Konzertsäle wieder gefüllt

Klar, man kann dieses „alles ist wieder wie früher“ für eine Illusion halten. Und ich habe volles Verständnis für jeden, der sich entscheidet, eine Maske zu tragen. Manchmal tue ich es auch.

Aber ich bin froh, dass es jetzt die Entscheidung jedes einzelnen ist, wie er sich schützt. Und dass keine Konzerte mehr per Notverordnung abgesagt werden müssen. 

Und eben auch, dass die Untergangsprophezeiungen fürs klassische Konzertformat übertrieben waren. Wie oft hörten und fürchteten wir, das Publikum würde nach Corona nicht mehr zurückkommen! Aber es ist wieder da, die Konzertsäle sind voll.

Auch konzertante Opern überzeugen

So allgemein wollen Sie mich nicht davonkommen lassen? Ich musste das trotzdem mal loswerden.

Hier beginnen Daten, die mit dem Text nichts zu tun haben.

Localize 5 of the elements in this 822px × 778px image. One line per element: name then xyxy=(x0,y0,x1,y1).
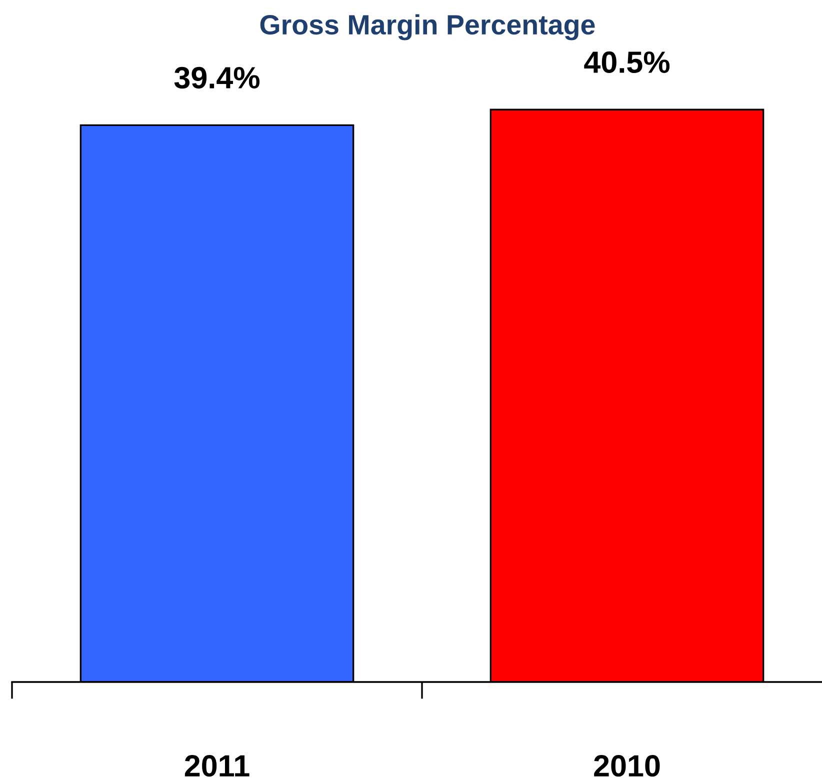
x-tick-label: 2011 xyxy=(184,755,250,777)
data-label: 40.5% xyxy=(584,51,670,74)
data-label: 39.4% xyxy=(174,66,260,89)
x-tick-label: 2010 xyxy=(594,755,660,777)
chart-title: Gross Margin Percentage xyxy=(260,14,595,40)
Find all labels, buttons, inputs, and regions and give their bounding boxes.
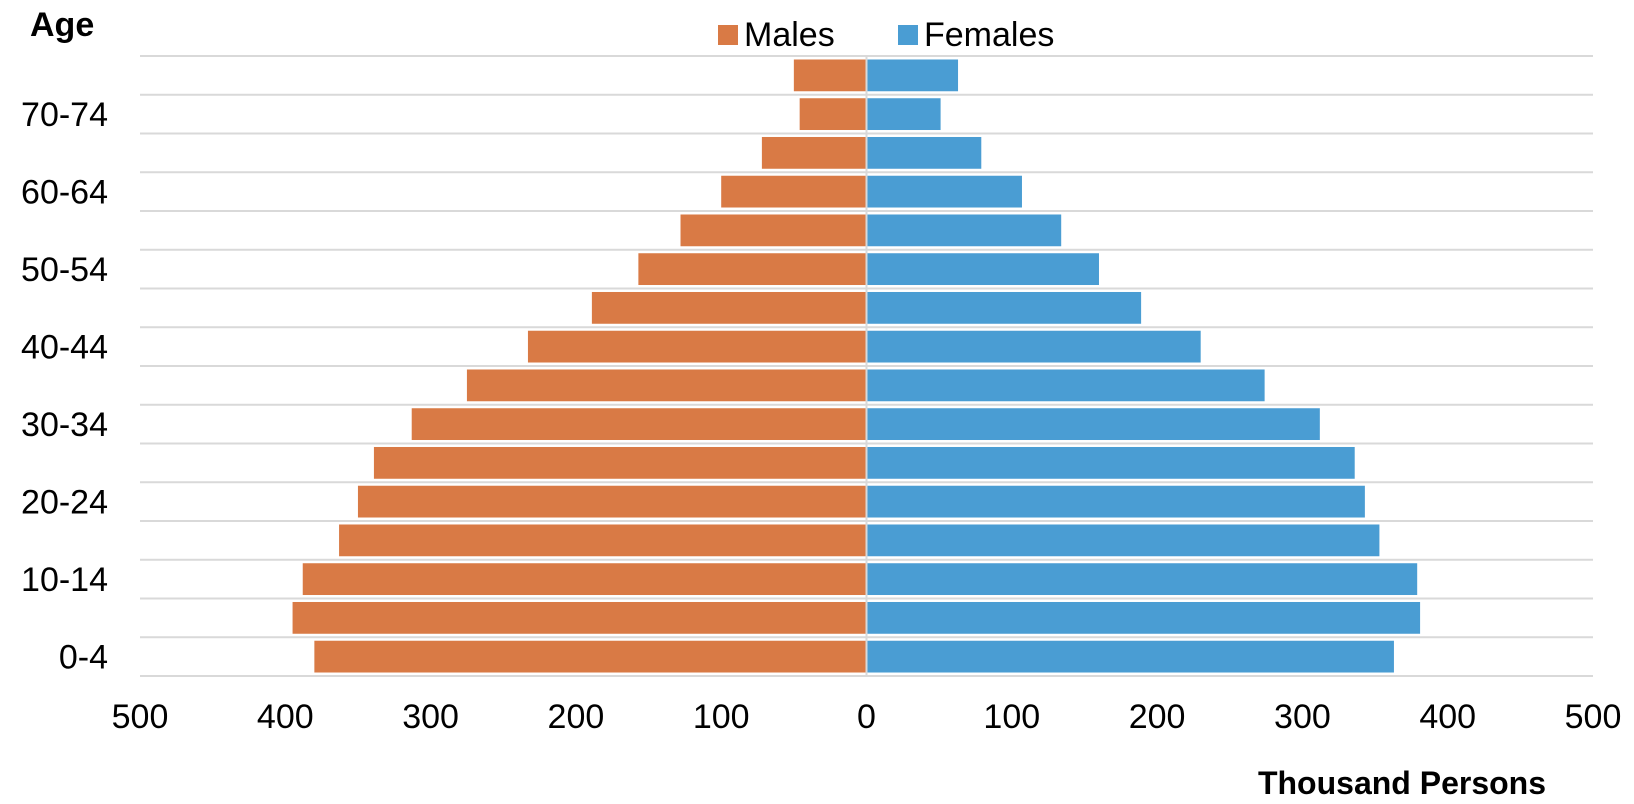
y-tick-label: 30-34 [21,406,108,444]
x-tick-label: 400 [257,698,314,736]
y-tick-label: 60-64 [21,174,108,212]
x-tick-label: 100 [983,698,1040,736]
y-tick-label: 10-14 [21,561,108,599]
x-tick-label: 300 [402,698,459,736]
bar-females-45-49 [866,291,1142,324]
x-tick-label: 300 [1274,698,1331,736]
bar-females-50-54 [866,253,1099,286]
bar-females-35-39 [866,369,1265,402]
y-tick-label: 0-4 [59,639,108,677]
bar-females-15-19 [866,524,1380,557]
bar-females-20-24 [866,485,1365,518]
x-tick-label: 100 [693,698,750,736]
x-axis-title: Thousand Persons [1258,765,1546,801]
bar-females-0-4 [866,640,1394,673]
bar-males-0-4 [314,640,867,673]
bar-males-10-14 [302,563,867,596]
x-tick-label: 500 [112,698,169,736]
legend: Males Females [718,16,1054,54]
y-tick-label: 50-54 [21,251,108,289]
x-tick-label: 0 [857,698,876,736]
y-tick-label: 20-24 [21,484,108,522]
bar-males-15-19 [339,524,867,557]
bar-males-30-34 [411,408,867,441]
x-tick-label: 400 [1419,698,1476,736]
y-tick-label: 40-44 [21,329,108,367]
bar-males-5-9 [292,601,867,634]
bar-males-60-64 [721,175,867,208]
bar-females-5-9 [866,601,1421,634]
bar-females-30-34 [866,408,1320,441]
bar-males-55-59 [680,214,867,247]
bar-males-65-69 [761,136,867,169]
x-tick-label: 200 [548,698,605,736]
x-tick-labels: 500 400 300 200 100 0 100 200 300 400 500 [112,698,1622,736]
legend-label-females: Females [924,16,1054,54]
bar-males-75+ [793,59,867,92]
x-tick-label: 500 [1565,698,1622,736]
y-axis-title: Age [30,6,94,44]
bar-females-10-14 [866,563,1418,596]
bar-females-65-69 [866,136,982,169]
bar-males-25-29 [373,446,867,479]
legend-label-males: Males [744,16,835,54]
bar-females-55-59 [866,214,1062,247]
bar-females-25-29 [866,446,1355,479]
bars [292,59,1421,673]
bar-males-20-24 [357,485,867,518]
bar-males-35-39 [466,369,867,402]
bar-females-70-74 [866,98,941,131]
y-tick-label: 70-74 [21,96,108,134]
bar-males-70-74 [799,98,867,131]
legend-swatch-males [718,25,738,45]
bar-females-75+ [866,59,959,92]
bar-males-45-49 [591,291,867,324]
bar-males-50-54 [638,253,867,286]
bar-females-60-64 [866,175,1022,208]
y-tick-labels: 0-4 10-14 20-24 30-34 40-44 50-54 60-64 70-74 [21,96,108,677]
bar-males-40-44 [527,330,867,363]
bar-females-40-44 [866,330,1201,363]
x-tick-label: 200 [1129,698,1186,736]
legend-swatch-females [898,25,918,45]
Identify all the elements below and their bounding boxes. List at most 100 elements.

Aber bitte, dann noch ein konkreter musikalischer Höhepunkt des Jahres für mich: die konzertante Aufführung von Hector Berlioz‘ Oper „Les Troyens“ in der Berliner Philharmonie.

Auch anderswo in Deutschland und Europa führten das tourende französische Orchestre Révolutionnaire et Romantique und der britische Monteverdi Choir dieses Riesenwerk auf.

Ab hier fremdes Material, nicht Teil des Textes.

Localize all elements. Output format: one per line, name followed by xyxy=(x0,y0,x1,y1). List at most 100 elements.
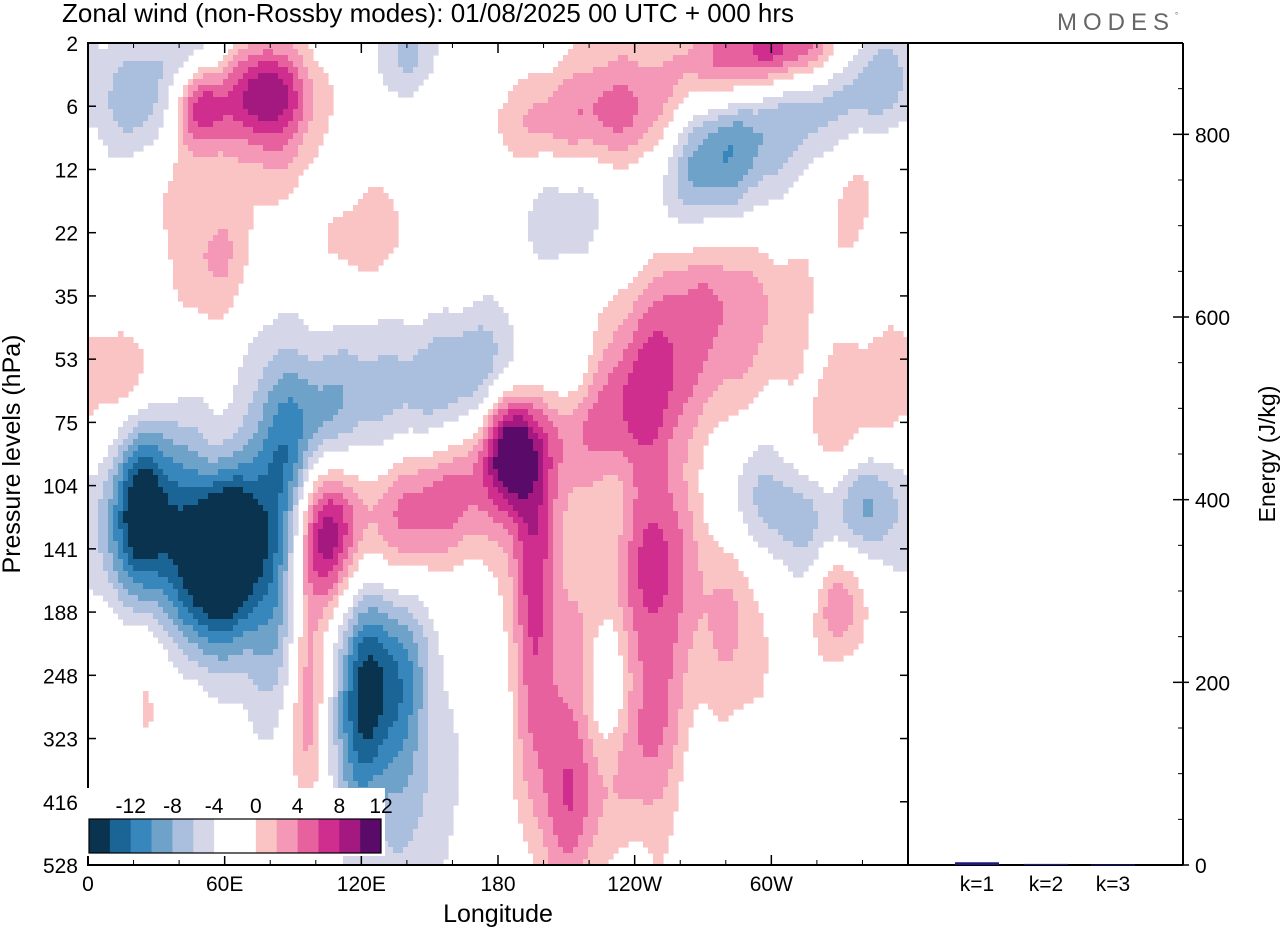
heatmap-cell xyxy=(358,355,364,362)
heatmap-cell xyxy=(788,259,794,266)
heatmap-cell xyxy=(553,211,559,218)
heatmap-cell xyxy=(688,343,694,350)
heatmap-cell xyxy=(108,91,114,98)
heatmap-cell xyxy=(698,193,704,200)
heatmap-cell xyxy=(683,139,689,146)
heatmap-cell xyxy=(663,355,669,362)
heatmap-cell xyxy=(243,157,249,164)
heatmap-cell xyxy=(653,73,659,80)
heatmap-cell xyxy=(853,367,859,374)
heatmap-cell xyxy=(383,235,389,242)
heatmap-cell xyxy=(278,169,284,176)
heatmap-cell xyxy=(863,67,869,74)
heatmap-cell xyxy=(738,163,744,170)
heatmap-cell xyxy=(678,91,684,98)
heatmap-cell xyxy=(268,349,274,356)
heatmap-cell xyxy=(603,157,609,164)
heatmap-cell xyxy=(598,379,604,386)
heatmap-cell xyxy=(168,199,174,206)
heatmap-cell xyxy=(528,115,534,122)
heatmap-cell xyxy=(248,169,254,176)
heatmap-cell xyxy=(323,343,329,350)
heatmap-cell xyxy=(808,289,814,296)
heatmap-cell xyxy=(498,127,504,134)
heatmap-cell xyxy=(233,127,239,134)
heatmap-cell xyxy=(368,349,374,356)
heatmap-cell xyxy=(528,235,534,242)
heatmap-cell xyxy=(678,85,684,92)
heatmap-cell xyxy=(388,235,394,242)
heatmap-cell xyxy=(648,361,654,368)
heatmap-cell xyxy=(693,79,699,86)
heatmap-cell xyxy=(158,91,164,98)
heatmap-cell xyxy=(503,133,509,140)
heatmap-cell xyxy=(548,199,554,206)
heatmap-cell xyxy=(243,121,249,128)
heatmap-cell xyxy=(848,367,854,374)
heatmap-cell xyxy=(663,385,669,392)
heatmap-cell xyxy=(848,127,854,134)
heatmap-cell xyxy=(308,379,314,386)
heatmap-cell xyxy=(438,349,444,356)
heatmap-cell xyxy=(408,343,414,350)
heatmap-cell xyxy=(263,163,269,170)
heatmap-cell xyxy=(498,109,504,116)
heatmap-cell xyxy=(268,379,274,386)
heatmap-cell xyxy=(273,133,279,140)
heatmap-cell xyxy=(658,85,664,92)
heatmap-cell xyxy=(663,43,669,50)
heatmap-cell xyxy=(653,367,659,374)
heatmap-cell xyxy=(673,67,679,74)
heatmap-cell xyxy=(888,385,894,392)
heatmap-cell xyxy=(768,337,774,344)
heatmap-cell xyxy=(648,343,654,350)
heatmap-cell xyxy=(193,271,199,278)
heatmap-cell xyxy=(663,67,669,74)
heatmap-cell xyxy=(788,61,794,68)
heatmap-cell xyxy=(738,367,744,374)
heatmap-cell xyxy=(828,79,834,86)
heatmap-cell xyxy=(793,325,799,332)
heatmap-cell xyxy=(848,67,854,74)
heatmap-cell xyxy=(678,373,684,380)
heatmap-cell xyxy=(518,121,524,128)
heatmap-cell xyxy=(873,373,879,380)
heatmap-cell xyxy=(193,121,199,128)
heatmap-cell xyxy=(738,103,744,110)
heatmap-cell xyxy=(618,133,624,140)
heatmap-cell xyxy=(303,379,309,386)
heatmap-cell xyxy=(713,175,719,182)
heatmap-cell xyxy=(593,361,599,368)
heatmap-cell xyxy=(718,181,724,188)
heatmap-cell xyxy=(253,343,259,350)
heatmap-cell xyxy=(693,205,699,212)
heatmap-cell xyxy=(443,319,449,326)
heatmap-cell xyxy=(633,43,639,50)
heatmap-cell xyxy=(708,319,714,326)
heatmap-cell xyxy=(763,361,769,368)
heatmap-cell xyxy=(208,307,214,314)
heatmap-cell xyxy=(298,151,304,158)
heatmap-cell xyxy=(853,373,859,380)
heatmap-cell xyxy=(118,55,124,62)
heatmap-cell xyxy=(538,241,544,248)
heatmap-cell xyxy=(668,211,674,218)
heatmap-cell xyxy=(508,331,514,338)
heatmap-cell xyxy=(268,373,274,380)
heatmap-cell xyxy=(638,79,644,86)
heatmap-cell xyxy=(658,133,664,140)
heatmap-cell xyxy=(283,169,289,176)
heatmap-cell xyxy=(808,283,814,290)
heatmap-cell xyxy=(753,133,759,140)
heatmap-cell xyxy=(758,385,764,392)
heatmap-cell xyxy=(253,199,259,206)
heatmap-cell xyxy=(903,115,908,122)
heatmap-cell xyxy=(828,361,834,368)
heatmap-cell xyxy=(678,361,684,368)
heatmap-cell xyxy=(728,133,734,140)
heatmap-cell xyxy=(668,115,674,122)
heatmap-cell xyxy=(678,157,684,164)
heatmap-cell xyxy=(418,79,424,86)
heatmap-cell xyxy=(858,91,864,98)
heatmap-cell xyxy=(693,151,699,158)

Auszug aus Berlioz' „Les Troyens“ mit dem hr-Sinfonieorchester in der ARD Mediathek

Sogar der Tatsache, dass der künstlerische Leiter Sir John Eliot Gardiner kurzfristig nicht dabei sein konnte, kann ich etwas Positives abgewinnen: Klar war das künstlerisch und persönlich ein Verlust. Und der Grund fürs Fehlen war ein Schock, nämlich ein gewalttätiger Übergriff von Gardiner gegen einen Sänger.

Etwas Gutes hat aber sogar das: Selbst bei einem weltberühmten Künstler wie Gardiner wird so ein Verhalten nicht mehr akzeptiert oder unter den Teppich gekehrt. 

Monsterwerk als Highlight 2023

Und der junge Dirigent Dinis Sousa, zuvor Gardiners Assistent, machte seine Arbeit richtig gut. Das reine Glück auf Erden aber waren der überirdisch tönende Monteverdi Choir und die sängerische Edelbesetzung mit der alles überstrahlenden Alice Coote als Kassandra: Wie töricht von den Trojanern, dieser Warnerin nicht zu glauben!

Paula Murrihy als Dido: Was für eine Palette an Farben und Emotionen! Und Michael Spyres als Aeneas: ein geschmeidiger Wundertenor, von dem wir noch ganz viel hören werden, vom Barock bis zu Wagner.

Und eben auch: was für ein faszinierendes Monsterwerk, diese überdimensionierten, betörenden Trojaner von Berlioz, die niemals langweilig werden.